Executive Summary
Key findings from the hotel cancellation prediction model
Across 10,000 hotel bookings, 63.3% were ultimately canceled. The strongest single predictor of cancellation is Deposit Type: Non Refund (odds ratio 15.786). A logistic regression model trained on booking characteristics achieved 69.4% accuracy and an AUC-ROC of 0.745 on held-out test data, confirming that cancellations can be reliably flagged from booking-time signals alone.
Monthly Cancellation Rate Trend
Month-over-month cancellation rate — Resort Hotel
Cancellation rates fluctuate noticeably across months, revealing seasonal demand patterns for Resort Hotel. Peaks in summer and late-year months reflect periods when travelers book speculatively and then revise plans. Long lead-time bookings placed in high-demand months show elevated cancellation rates compared to near-arrival reservations.
Cancellation Rate by Deposit Type
Which deposit policies are associated with highest cancellation rates
Deposit policy is one of the most powerful signals for cancellation risk. Non Refund bookings have the highest cancellation rate at 95.8%, while Refundable bookings cancel at only 12.7%. Non-refundable deposits create strong financial commitments that deter cancellations, while no-deposit bookings carry minimal risk for the guest. Hotels can reduce cancellation exposure by incentivizing non-refundable rates.
Cancellation Rate by Market Segment
Cancellation rates by booking channel
Different booking channels carry very different cancellation risks. Online TA bookings show the highest cancellation rate at 75.1%. Online travel agencies (OTAs) often have more permissive cancellation windows, which drives higher cancellation rates versus direct bookings. Corporate and group segments tend to be more committed due to contractual obligations and coordinated travel planning.
Lead Time Distribution by Cancellation Status
Lead time (days before arrival) split by whether booking was canceled
Bookings that are eventually canceled are placed much further in advance than those that are honored. The median lead time for canceled bookings is 92 days, compared to 88 days for kept bookings. This large gap confirms that early bookers are more likely to change plans, making lead time one of the strongest and most actionable cancellation signals. Hotels can apply tiered non-refundable policies for bookings beyond a threshold.
Cancellation Rate by Customer Type
Cancellation rates by customer segment
Customer type is a meaningful risk stratifier for cancellations. Group customers have the highest cancellation rate at 71.4%. Contract bookings generally show lower cancellation rates because they involve negotiated terms and coordinated travel, reducing ad-hoc changes.

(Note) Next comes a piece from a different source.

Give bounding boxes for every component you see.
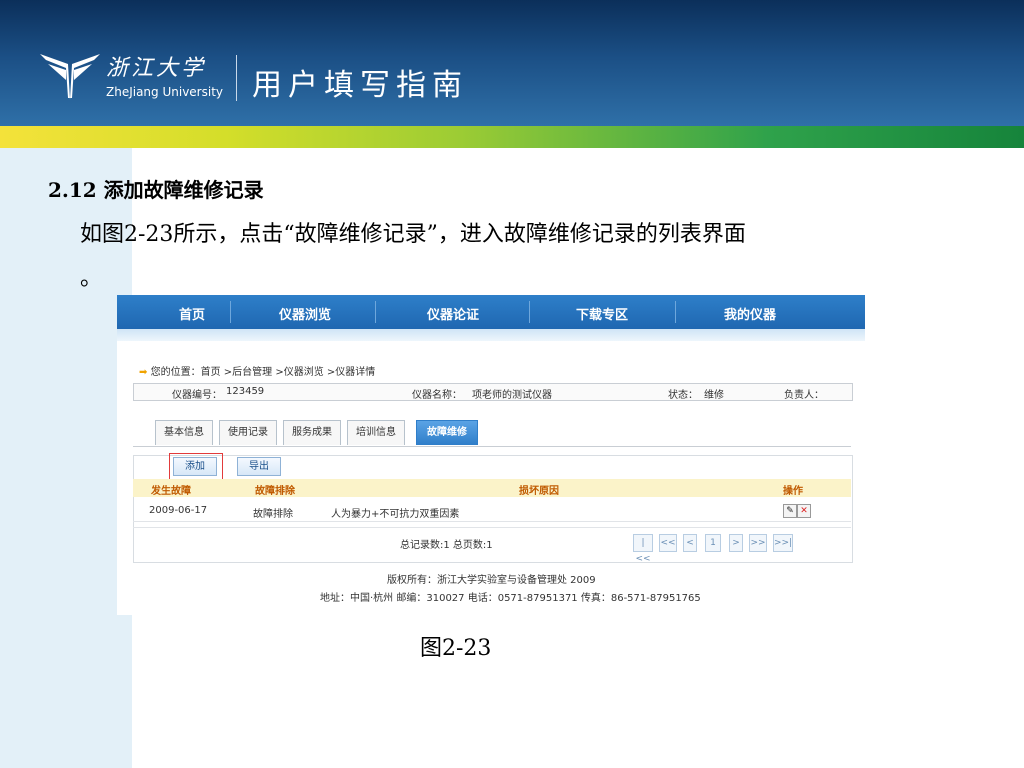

Transient customers, who book on their own without contractual commitments, are the most volatile segment from a revenue management perspective.
Logistic Regression: Odds Ratios for Cancellation
Model coefficients expressed as odds ratios (above 1 = increases cancellation risk)
Odds ratios above 1.0 increase cancellation risk while values below 1.0 reduce it. Non-refundable deposit policies are the dominant driver of cancellation; Group customer type also substantially elevates risk. Longer lead times increase cancellation probability to a lesser degree, while more special requests (engaged guests) meaningfully reduce the odds. These coefficients provide hotel managers with a ranked list of levers to pull when designing cancellation mitigation strategies.
Reserved vs Assigned Room Type Matrix
Percentage of bookings assigned each room type given what was reserved
The heatmap shows what fraction of guests reserving each room type were actually assigned that type or a different one. Overall, 11.6% of bookings (1,159 of 10,000) received a different room than reserved. Room reassignment — particularly downgrades — can increase cancellation risk and reduce guest satisfaction; diagonal cells represent perfect matches.
Model Performance Metrics
Classification accuracy and discrimination statistics on held-out test data
| Value | Metric |
|---|---|
| 69.4 | Accuracy |
| 0.745 | AUC-ROC |
| 75.4 | Sensitivity |
| 58.7 | Specificity |
| 2000 | Test Set Size |
| 8000 | Training Set Size |
The logistic regression model achieves 69.4% accuracy on the held-out test set, meaning it correctly classifies most bookings as canceled or kept. The AUC-ROC of 0.745 confirms strong discrimination — a value above 0.7 indicates the model is substantially better than random guessing. Sensitivity and specificity together show the trade-off between catching true cancellations and avoiding false alarms, which revenue managers can adjust by changing the decision threshold.